2016 Concannon Vineyard Vintner’s Select Cabernet Sauvignon Paso Robles: Retail $20. 100% Cabernet Sauvignon. Concannon is a legendary name in the history of Northern California wine—the winery was founded in 1883 and is one of the few to survive Prohibition (largely due to the production of sacramental wines). Now a part of the rather mundanely titled “The Wine Group” Concannon still produces several high quality wines, and are best known, perhaps, for their Petite Sirah—they were likely the first to produce a varietal Petite. This wine, part of the CV (Concannon Vineyard) line, has a medium color for a Cabernet, with a nose of blackberry, raspberry, and green pepper. The palate is characterized by plenty of fruit: the raspberry is most prominent with some earthy notes, but it finishes with that luscious fruit. Minimal tannins on the backend, this is a wine for short-term consumption, and it is yummy. Very Good. 87-89 Points.

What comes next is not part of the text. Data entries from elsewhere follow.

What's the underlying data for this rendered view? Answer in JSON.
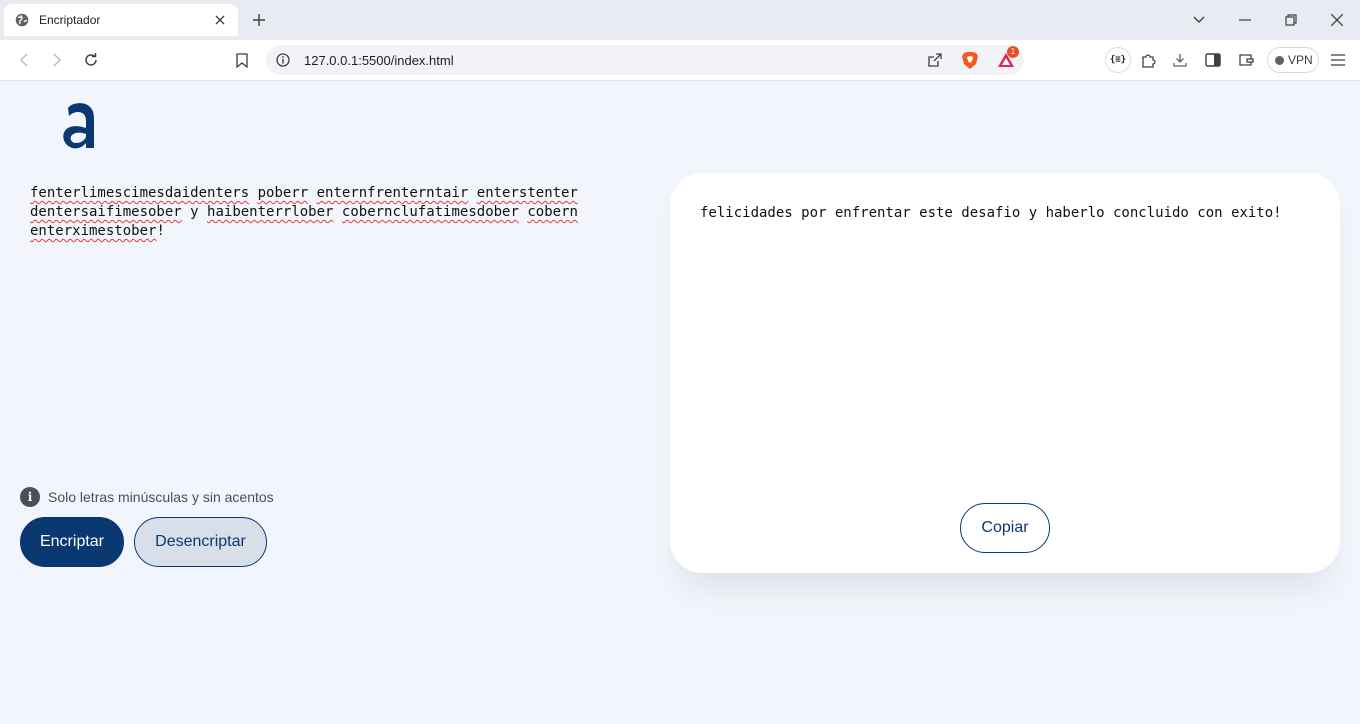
{
  "browser": {
    "tab_title": "Encriptador",
    "url": "127.0.0.1:5500/index.html",
    "notification_count": "1",
    "vpn_label": "VPN",
    "braces_label": "{≡}"
  },
  "page": {
    "input_words": [
      "fenterlimescimesdaidenters",
      "poberr",
      "enternfrenterntair",
      "enterstenter",
      "dentersaifimesober",
      "y",
      "haibenterrlober",
      "cobernclufatimesdober",
      "cobern",
      "enterximestober"
    ],
    "input_trailing": "!",
    "hint_text": "Solo letras minúsculas y sin acentos",
    "encrypt_label": "Encriptar",
    "decrypt_label": "Desencriptar",
    "output_text": "felicidades por enfrentar este desafio y haberlo concluido con exito!",
    "copy_label": "Copiar"
  },
  "colors": {
    "accent": "#0a3871",
    "background": "#f3f5fc",
    "card": "#ffffff"
  }
}
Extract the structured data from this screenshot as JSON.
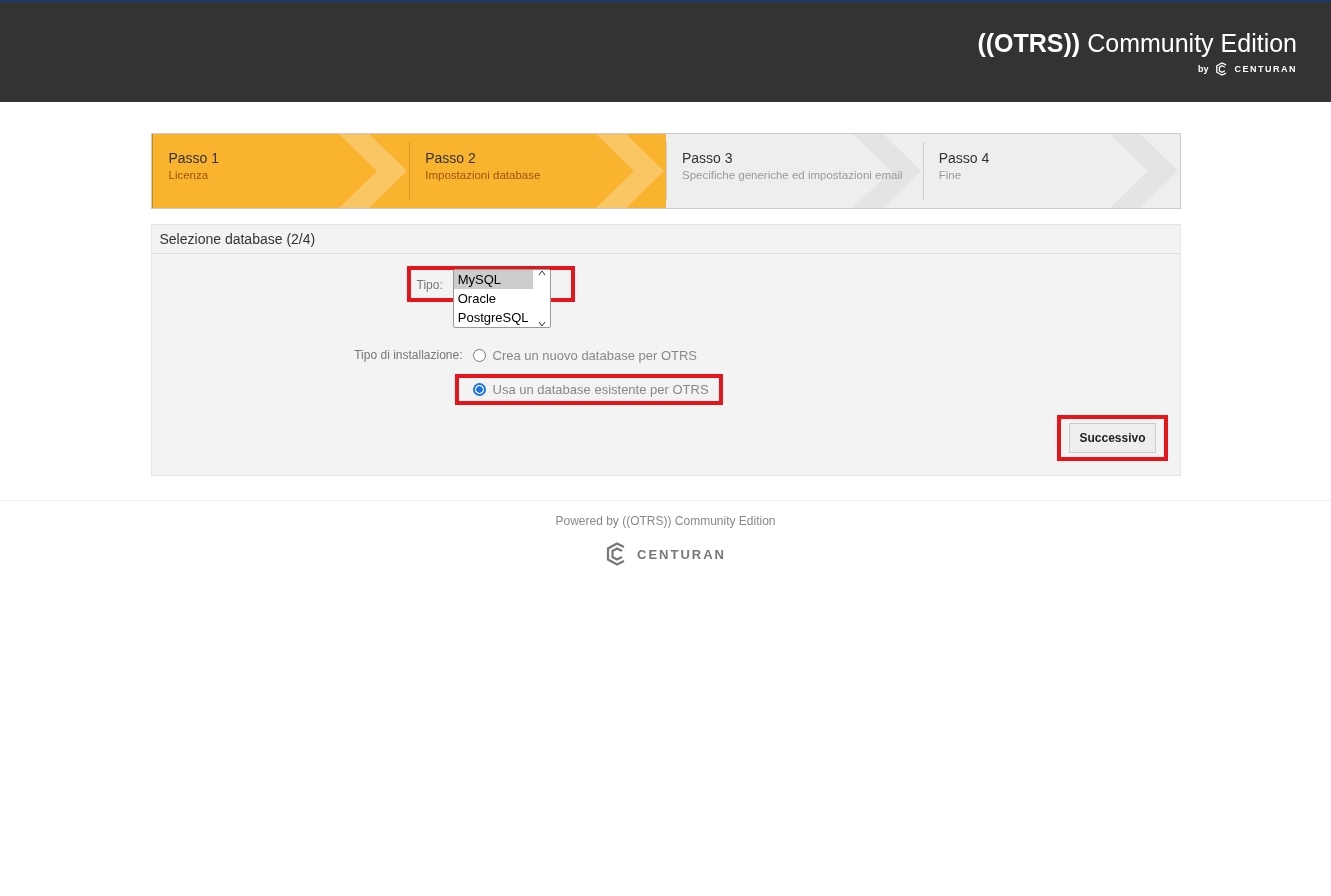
{
  "header": {
    "logo_main": "((OTRS))",
    "logo_rest": "Community Edition",
    "logo_by": "by",
    "logo_brand": "CENTURAN"
  },
  "steps": [
    {
      "title": "Passo 1",
      "subtitle": "Licenza",
      "active": true
    },
    {
      "title": "Passo 2",
      "subtitle": "Impostazioni database",
      "active": true
    },
    {
      "title": "Passo 3",
      "subtitle": "Specifiche generiche ed impostazioni email",
      "active": false
    },
    {
      "title": "Passo 4",
      "subtitle": "Fine",
      "active": false
    }
  ],
  "panel": {
    "title": "Selezione database (2/4)",
    "type_field": {
      "label": "Tipo:",
      "highlighted": true,
      "options": [
        {
          "label": "MySQL",
          "selected": true
        },
        {
          "label": "Oracle",
          "selected": false
        },
        {
          "label": "PostgreSQL",
          "selected": false
        }
      ]
    },
    "install_field": {
      "label": "Tipo di installazione:",
      "options": [
        {
          "label": "Crea un nuovo database per OTRS",
          "selected": false,
          "highlighted": false
        },
        {
          "label": "Usa un database esistente per OTRS",
          "selected": true,
          "highlighted": true
        }
      ]
    },
    "button": {
      "label": "Successivo",
      "highlighted": true
    }
  },
  "footer": {
    "powered": "Powered by ((OTRS)) Community Edition",
    "brand": "CENTURAN"
  }
}
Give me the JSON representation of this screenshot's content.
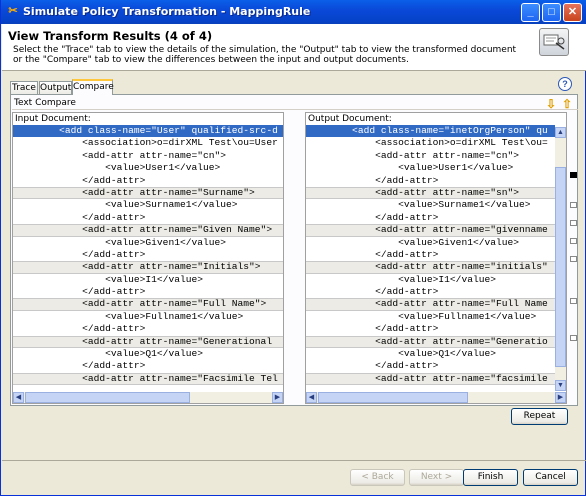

2016 Lucas & Lewellen Estate Hidden Asset Red Wine Santa Barbara County: Retail $29. 32% Malbec, 30% Merlot, 26% Syrah, 9% Petite Sirah, 2.5% Cabernet Franc. Lucas & Lewellen, one of the larger growers in Santa Barbara County with over 400 acres on the family owned estate. A dark, brooding wine with dark red fruit, sage, and clove. Fruity and jammy on the palate with a lush, heavy mouthfeel. After an hour or so open, this is fantastic on its own, but could benefit from some beefy protein. Texas BBQ anyone? Very Good to Outstanding. 88-90 Points.
2016 Troon Vineyard Vermentino Cuvée Rolle Applegate Valley Oregon: Retail $20. 90% Vermentino co-fermented with 10% Marsanne. Rolle is what the French call Vermentino, and constitutes nearly all of the white wine produced in Provence. While Rolle only accounts for about 5% of Provençal wine production, it is usually round and rich with a distinct tartness. That is why I wish the kind people at Troon would just dive in and call this Rolle, and ditch the “Vermentino” altogether. This is decidedly crafted in the French style with citrus, stone, and exotic fruit (lemon rind, pineapple, white peach) with a lip-smacking tartness, a mid-palate flintiness, and a sweet vanilla finish. Another winner from Troon. Outstanding. 90-92 Points.